This the error it keeps showing
data processing 0/44
Traceback (most recent call last):
File "main.py", line 235, in
learn(mol_sml, args)
File "main.py", line 121, in learn
subgraph_set_init, input_graphs_dict_init = data_processing(smiles_list, args.GNN_model_path, args.motif)
File "/home/qspt_user/data_efficient_grammar/grammar_generation.py", line 42, in data_processing
subgraphs.append(SubGraph(subgraph_i_mapped, mapping_to_input_mol=subgraph_i_mapped, subfrags=list(cluster)))
File "/home/qspt_user/data_efficient_grammar/private/molecule_graph.py", line 91, in init
super(SubGraph, self).init(mol, is_subgraph=True, mapping_to_input_mol=mapping_to_input_mol)

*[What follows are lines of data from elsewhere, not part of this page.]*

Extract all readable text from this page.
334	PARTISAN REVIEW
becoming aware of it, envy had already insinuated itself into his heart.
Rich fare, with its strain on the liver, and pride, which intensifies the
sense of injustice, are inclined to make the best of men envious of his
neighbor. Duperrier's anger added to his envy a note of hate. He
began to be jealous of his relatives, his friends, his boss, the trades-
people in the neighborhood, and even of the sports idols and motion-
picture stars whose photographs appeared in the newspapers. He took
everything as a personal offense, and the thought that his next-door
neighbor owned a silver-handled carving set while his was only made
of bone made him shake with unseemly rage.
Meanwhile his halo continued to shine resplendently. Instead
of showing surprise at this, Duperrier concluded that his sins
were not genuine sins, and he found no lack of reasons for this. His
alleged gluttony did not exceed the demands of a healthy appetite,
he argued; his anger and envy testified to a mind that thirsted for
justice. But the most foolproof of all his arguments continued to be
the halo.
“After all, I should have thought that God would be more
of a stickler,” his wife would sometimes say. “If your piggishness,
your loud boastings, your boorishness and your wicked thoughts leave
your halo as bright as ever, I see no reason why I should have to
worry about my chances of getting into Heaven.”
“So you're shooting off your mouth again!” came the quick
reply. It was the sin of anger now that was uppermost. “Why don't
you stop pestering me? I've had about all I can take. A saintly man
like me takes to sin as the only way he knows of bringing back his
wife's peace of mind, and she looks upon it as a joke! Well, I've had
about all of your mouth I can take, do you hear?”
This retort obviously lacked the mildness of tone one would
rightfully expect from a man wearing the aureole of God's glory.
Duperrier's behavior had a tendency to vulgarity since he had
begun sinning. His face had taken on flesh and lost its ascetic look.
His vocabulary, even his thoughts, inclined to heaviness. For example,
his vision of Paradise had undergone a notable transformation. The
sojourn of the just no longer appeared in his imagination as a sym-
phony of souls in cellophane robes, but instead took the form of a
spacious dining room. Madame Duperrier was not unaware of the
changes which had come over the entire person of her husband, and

File "/home/qspt_user/data_efficient_grammar/private/molecule_graph.py", line 15, in init
self.hypergraph = mol_to_hg(mol, kekulize=True, add_Hs=False)
File "/home/qspt_user/data_efficient_grammar/private/hypergraph.py", line 744, in mol_to_hg
bipartite_g = mol_to_bipartite(mol, kekulize)
File "/home/qspt_user/data_efficient_grammar/private/hypergraph.py", line 692, in mol_to_bipartite
mol = standardize_stereo(mol)
File "/home/qspt_user/data_efficient_grammar/private/hypergraph.py", line 938, in standardize_stereo
atom_idx_1 = each_bond.GetStereoAtoms()[0]
IndexError: Index out of range

Missing instructions from installation

apt install -y libxrender-dev